When I was a young girl,  and had finished elementary school, I had to go to a school closer to downtown to attend junior high. I used to love walking home from there, past a traditional neighbourhood like this one with its huge, well-established trees.

It was different from my own neighbourhood where newcomers had built their  homes on the outskirts of town, without even a proper street in place yet. Our house was reached by following tire tracks in a grassy field. Much later the roads were built, and eventually the town even put in ditching to redirect spring meltwater that had been running over the road and into everyone’s basement each year.

But closer to downtown, the homes had been there long enough for large trees to grow and add a stately touch to the neighbourhood. Sidewalks were a luxury. We had none yet. I felt as if I were walking through one of the stories in my grade three reader, where people lived in perfect suburbs – the kind every middle class family could be proud of in the 1960s.

The yards were untidy enough to be something close to natural, but not wild and messy with garbage. Safe enough for a person to go for a run without fear of being mugged.

Back then, people were not afraid of being hit on the head or stabbed or shot when they went into town to do their shopping. The worst thing that happened was that someone went up our street at three in the morning stealing the milk money from the empty bottles everyone put out for the milkman each day.

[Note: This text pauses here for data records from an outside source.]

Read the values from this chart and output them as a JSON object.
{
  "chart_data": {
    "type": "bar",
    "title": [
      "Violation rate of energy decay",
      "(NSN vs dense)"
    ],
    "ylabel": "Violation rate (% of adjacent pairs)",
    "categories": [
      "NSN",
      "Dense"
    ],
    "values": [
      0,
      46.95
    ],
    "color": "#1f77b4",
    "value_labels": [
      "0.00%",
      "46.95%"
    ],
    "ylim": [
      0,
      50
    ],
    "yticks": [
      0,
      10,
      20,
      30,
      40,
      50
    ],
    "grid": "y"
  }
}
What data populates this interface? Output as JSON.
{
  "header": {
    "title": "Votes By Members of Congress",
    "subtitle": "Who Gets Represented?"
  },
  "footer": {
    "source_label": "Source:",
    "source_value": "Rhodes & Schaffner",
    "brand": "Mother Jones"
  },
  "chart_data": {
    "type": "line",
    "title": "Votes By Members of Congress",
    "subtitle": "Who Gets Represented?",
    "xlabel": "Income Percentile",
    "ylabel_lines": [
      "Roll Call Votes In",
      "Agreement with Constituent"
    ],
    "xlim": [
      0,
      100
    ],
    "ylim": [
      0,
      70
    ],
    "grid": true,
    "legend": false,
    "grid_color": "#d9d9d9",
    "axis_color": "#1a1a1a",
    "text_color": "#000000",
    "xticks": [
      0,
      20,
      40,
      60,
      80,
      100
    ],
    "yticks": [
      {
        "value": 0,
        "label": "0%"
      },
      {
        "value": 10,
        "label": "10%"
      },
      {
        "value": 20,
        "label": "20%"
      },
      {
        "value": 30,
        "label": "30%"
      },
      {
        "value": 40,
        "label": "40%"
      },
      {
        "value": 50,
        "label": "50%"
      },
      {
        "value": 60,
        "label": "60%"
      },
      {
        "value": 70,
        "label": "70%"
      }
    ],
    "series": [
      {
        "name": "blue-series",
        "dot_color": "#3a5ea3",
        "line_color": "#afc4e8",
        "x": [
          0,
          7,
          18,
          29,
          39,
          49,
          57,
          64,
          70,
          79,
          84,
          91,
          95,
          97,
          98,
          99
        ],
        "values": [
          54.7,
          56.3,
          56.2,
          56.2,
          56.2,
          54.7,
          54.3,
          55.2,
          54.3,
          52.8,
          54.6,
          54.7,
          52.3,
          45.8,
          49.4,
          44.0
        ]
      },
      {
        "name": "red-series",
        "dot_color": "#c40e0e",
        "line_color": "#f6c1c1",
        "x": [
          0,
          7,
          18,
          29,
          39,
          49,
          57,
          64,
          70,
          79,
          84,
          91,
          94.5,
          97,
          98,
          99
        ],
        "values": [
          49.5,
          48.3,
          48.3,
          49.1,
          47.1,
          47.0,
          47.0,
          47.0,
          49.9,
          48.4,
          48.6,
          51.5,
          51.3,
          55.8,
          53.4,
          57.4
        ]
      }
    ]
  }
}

Most townspeople had never heard of home invasions. Many of the houses didn’t even have a lock on their door. We didn’t.

Can you even imagine that?!

Back then, I would have loved to live in a neighbourhood like the one in the photo above.

Of course we have more modern houses now with all the special gadgets and electronics to run our appliances and Internet to put us in touch with the whole rest of the world, but I wonder if I wouldn’t be tempted to give it all up to have the laidback lifestyle of those days back again.

How about you? Are there aspects of those more gentle days that you wish we had been able to keep?